1st year of computers on GM trucks?

Discussion in 'Chevy Truck Talk & GM News' started by oldtin&things, Sep 11, 2011.

  1. oldtin&things

    oldtin&things New Member

    Hello from England, We are looking to buy an GM vehicle to to use tow with, we are flexible, pick up, van or surburban. What we don't want is one loaded with computers, we like to fix our own stuff. Can you guys tell us which year things got complicated? We are thinking that pre 1981 is about the right era. Thanks for any info. Ted n Jan
    Ps We will import the right vehicle from the US,
  2. Enkeiavalanche

    Enkeiavalanche Loving the Outdoors Staff Member 5+ Years ROTM Winner 5000 Posts

    Pre 02 did not have much But if you want one more reliable then yes one built before the 81 time frame..
  3. phoebeisis

    phoebeisis Epic Member 5+ Years 1000 Posts

    To a large extent the computers-mainly just one-electronic control module- make it easier to fix things.
    A 1996-1999 vs a 1981- no comparison.
    1) from about 1974-1985 of so the 350's were absolute dogs- really slow, really guzzlers-and most are rusted out by now.
    Because of various regs-all the manufacturers had to drop compression, lean up the carbs,add all sorts of vacuum lines to attempt to get carbed vehicles to not pollute.It didn't work very well.They probably were rated at about 175 hp-at best-and they usually had off idle stumbles.They also got horrendous FE- NO POWER, PITIFUL FE-worst of both worlds. The 96-99 have second generation "real fuel injection" as opposed to throttle body FI which are ok, but inferior in power(200 hp vs 250 hp) and FE.
    2)On a pre 1981-many things will be OLD-30 years old-
    They also give better- much better FE.

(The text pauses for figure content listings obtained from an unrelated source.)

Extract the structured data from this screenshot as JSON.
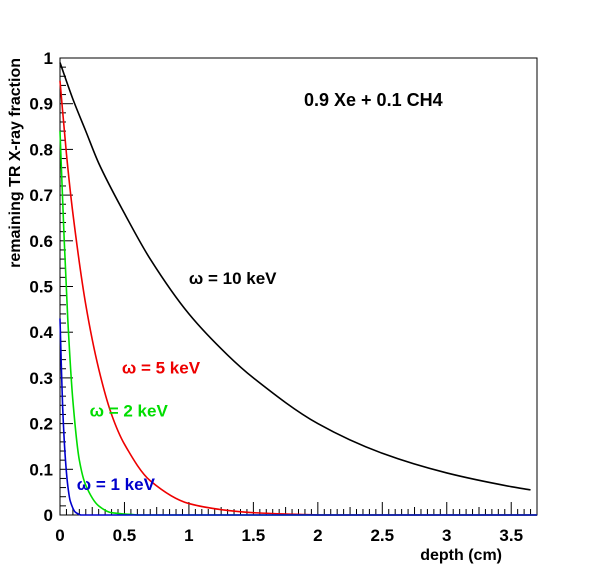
{
  "chart_data": {
    "type": "line",
    "title": "0.9 Xe + 0.1 CH4",
    "xlabel": "depth (cm)",
    "ylabel": "remaining TR X-ray fraction",
    "xlim": [
      0,
      3.7
    ],
    "ylim": [
      0,
      1
    ],
    "xticks": [
      0,
      0.5,
      1,
      1.5,
      2,
      2.5,
      3,
      3.5
    ],
    "xtick_labels": [
      "0",
      "0.5",
      "1",
      "1.5",
      "2",
      "2.5",
      "3",
      "3.5"
    ],
    "yticks": [
      0,
      0.1,
      0.2,
      0.3,
      0.4,
      0.5,
      0.6,
      0.7,
      0.8,
      0.9,
      1
    ],
    "ytick_labels": [
      "0",
      "0.1",
      "0.2",
      "0.3",
      "0.4",
      "0.5",
      "0.6",
      "0.7",
      "0.8",
      "0.9",
      "1"
    ],
    "grid": false,
    "series": [
      {
        "name": "ω = 10 keV",
        "color": "#000000",
        "x": [
          0,
          0.1,
          0.2,
          0.3,
          0.5,
          0.7,
          1.0,
          1.3,
          1.5,
          2.0,
          2.5,
          3.0,
          3.5,
          3.65
        ],
        "y": [
          0.99,
          0.91,
          0.84,
          0.77,
          0.66,
          0.56,
          0.44,
          0.35,
          0.3,
          0.2,
          0.135,
          0.092,
          0.062,
          0.055
        ]
      },
      {
        "name": "ω = 5 keV",
        "color": "#ee0000",
        "x": [
          0,
          0.05,
          0.1,
          0.2,
          0.3,
          0.4,
          0.5,
          0.7,
          1.0,
          1.3,
          1.5,
          2.0
        ],
        "y": [
          0.95,
          0.79,
          0.66,
          0.46,
          0.32,
          0.22,
          0.155,
          0.075,
          0.025,
          0.01,
          0.005,
          0.0
        ]
      },
      {
        "name": "ω = 2 keV",
        "color": "#00dd00",
        "x": [
          0,
          0.03,
          0.06,
          0.1,
          0.15,
          0.2,
          0.3,
          0.4,
          0.6
        ],
        "y": [
          0.84,
          0.62,
          0.43,
          0.25,
          0.12,
          0.065,
          0.02,
          0.005,
          0.0
        ]
      },
      {
        "name": "ω = 1 keV",
        "color": "#0000cc",
        "x": [
          0,
          0.01,
          0.02,
          0.04,
          0.06,
          0.08,
          0.12,
          0.16
        ],
        "y": [
          0.43,
          0.33,
          0.24,
          0.13,
          0.065,
          0.03,
          0.006,
          0.0
        ]
      }
    ],
    "annotations": [
      {
        "text": "ω = 10 keV",
        "color": "#000000",
        "x": 1.0,
        "y": 0.505
      },
      {
        "text": "ω = 5 keV",
        "color": "#ee0000",
        "x": 0.48,
        "y": 0.31
      },
      {
        "text": "ω = 2 keV",
        "color": "#00dd00",
        "x": 0.23,
        "y": 0.215
      },
      {
        "text": "ω = 1 keV",
        "color": "#0000cc",
        "x": 0.13,
        "y": 0.055
      }
    ]
  }
}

    3) all you need is a $100 code reader on a OBD2 vehicle-and it almost tells you what is wrong.In truth it narrows it down a lot- you still need good basic knowledge- but it is worlds better than using some points carb vehicle that need new points every 6 months-
    Consider the last 350's-5.7's roughly 1996-2001(vans and maybe some pickups stayed with the 5.7 a bit longer-most GMs went to the 5.3 in about 2000.It is a good motor drivetrain- but it is more complicated a guess and there were some problems with early 5.3(they sounded like they had piston slap etc.
    OBD 2 MEANS ON BOARD DIAGNOSTICS- you plug your code reader in to a unde dash plug and it tells you where the problem is- not exactly what is wrong- but puts you in the correct area.I think every USA vehicle from 1996 on is OBD 2 equipped.Code readers are cheap-under $100
    Last edited: Sep 11, 2011
  4. mwatters

    mwatters New Member

    I would think finding a pre-81 Chevy van worth importing would be rather tough, no? Is there a market for these vehicles that I am unaware of?
  5. tbplus10

    tbplus10 Epic Member Staff Member 5+ Years 5000 Posts Platinum Contributor

    If I were going to import I'd probably go with a 84 to 91 Suburban, they had some electronics but with a good internet connection for info and some mechanical knowledge you could make a truck in that year range pretty much electronics free.
    ABS in that year range can be defeated by pulling the fuse, EFI and TBI systems are easily swapped for a carb, other than those systems the manufacturers hadnt gotten crazy with OBD and all the other systems yet.
    When your talking popularity those year trucks and their parts are widely available (even through most of Europe thanks to the U.S. Military importing them for use overseas).
  6. silveradotrailblazer

    silveradotrailblazer Epic Member 5+ Years ROTM Winner 5000 Posts

    I believe 1981 was first year for a computer. It was just for the distributor timing, I believe.
  7. tbplus10

    tbplus10 Epic Member Staff Member 5+ Years 5000 Posts Platinum Contributor

    Thats what I was thinking too, but I also remember a few aftermarket performance manufacturers made kits to allow you to use a vacuum advance distributor instead.
  8. silveradotrailblazer

    silveradotrailblazer Epic Member 5+ Years ROTM Winner 5000 Posts

    tbplus10, I believe Crane Cams was one of the first to make the aftermarket vacuum advance kits for the distributor.
  9. Caddiac

    Caddiac Epic Member 5+ Years 1000 Posts

    X2. My 98 K1500 has 247,600 miles on the original engine. There is a thread here somewhere that lists all the common issues with the 5.7L engine. I have had the intake manifold gasket changed twice. A job I could do but choose not to. Good Luck!